Details
Description
We recently had to patch hosts, in our situation we have a couple of services that run less than 2-5 instances with production = true and tier = preferred as provided in the default example documentation.
As we understood host_drain is not configurable to set the minimum job instance count, the default is 10. We tried to compile a list of hosts with aurora_admin sla_list_safe_domain that are running these services to feed host_drain with an unsafe_hosts_file.
When we ran the aurora_admin sla_list_safe_domain --min_job_instance_count=2 devcluster 95 1m the scheduler returns:
INFO] Response from scheduler: OK (message: )
As if there are no hosts. We tried to change the percentage and duration to see if anything was returned but we never receive an different response.

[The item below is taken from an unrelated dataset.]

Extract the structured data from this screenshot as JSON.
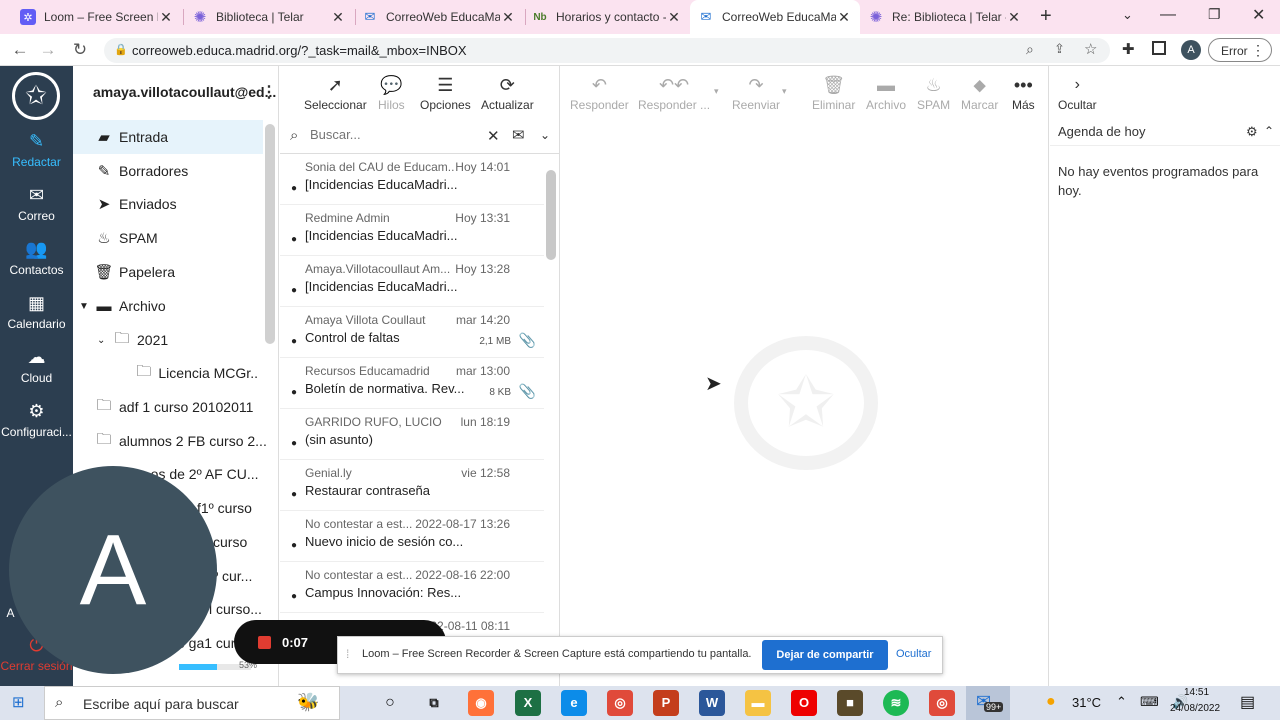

To ensure that the client is not the cause we used the 0.16.0 client against an 0.14.0 cluster, this cluster reports hosts that are safe to kill without violating job sla's.

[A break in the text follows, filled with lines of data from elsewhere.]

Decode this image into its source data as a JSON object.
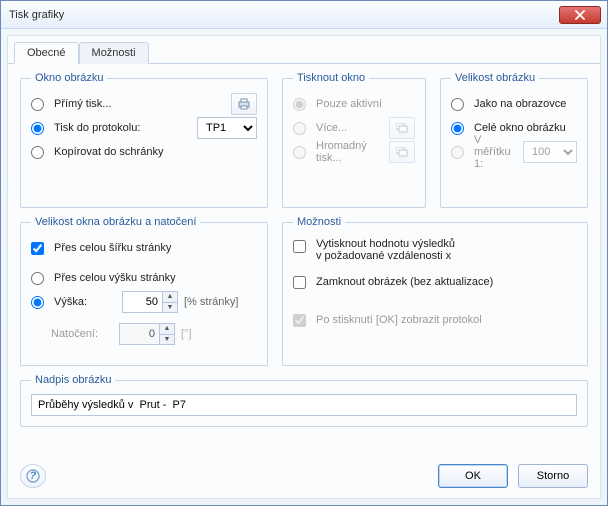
{
  "window": {
    "title": "Tisk grafiky"
  },
  "tabs": {
    "general": "Obecné",
    "options": "Možnosti"
  },
  "okno_obrazku": {
    "legend": "Okno obrázku",
    "primy_tisk": "Přímý tisk...",
    "tisk_do_protokolu": "Tisk do protokolu:",
    "kopirovat": "Kopírovat do schránky",
    "protokol_value": "TP1"
  },
  "tisknout_okno": {
    "legend": "Tisknout okno",
    "pouze_aktivni": "Pouze aktivní",
    "vice": "Více...",
    "hromadny": "Hromadný tisk..."
  },
  "velikost_obrazku": {
    "legend": "Velikost obrázku",
    "jako_na_obrazovce": "Jako na obrazovce",
    "cele_okno": "Celé okno obrázku",
    "v_meritku": "V měřítku 1:",
    "scale_value": "100"
  },
  "velikost_okna": {
    "legend": "Velikost okna obrázku a natočení",
    "cela_sirka": "Přes celou šířku stránky",
    "cela_vyska": "Přes celou výšku stránky",
    "vyska_label": "Výška:",
    "vyska_value": "50",
    "vyska_unit": "[% stránky]",
    "natoceni_label": "Natočení:",
    "natoceni_value": "0",
    "natoceni_unit": "[°]"
  },
  "moznosti": {
    "legend": "Možnosti",
    "vytisknout_hodnotu": "Vytisknout hodnotu výsledků",
    "vytisknout_hodnotu_sub": "v požadované vzdálenosti x",
    "zamknout": "Zamknout obrázek (bez aktualizace)",
    "po_stisknuti": "Po stisknutí [OK] zobrazit protokol"
  },
  "nadpis": {
    "legend": "Nadpis obrázku",
    "value": "Průběhy výsledků v  Prut -  P7"
  },
  "buttons": {
    "ok": "OK",
    "cancel": "Storno"
  }
}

To ensure its not a faulty cluster setup on our part we started the vagrant sandbox, started an task with 3 instances with tier = preferred and production = True.
commands used:
aurora_admin sla_list_safe_domain --min_job_instance_count=2 devcluster 20 50m
aurora_admin sla_list_safe_domain --min_job_instance_count=2 devcluster 90 5m
With -l or with time and percentage variations never changes the outcome.
Changing the instance_count to a higher number does not change output either.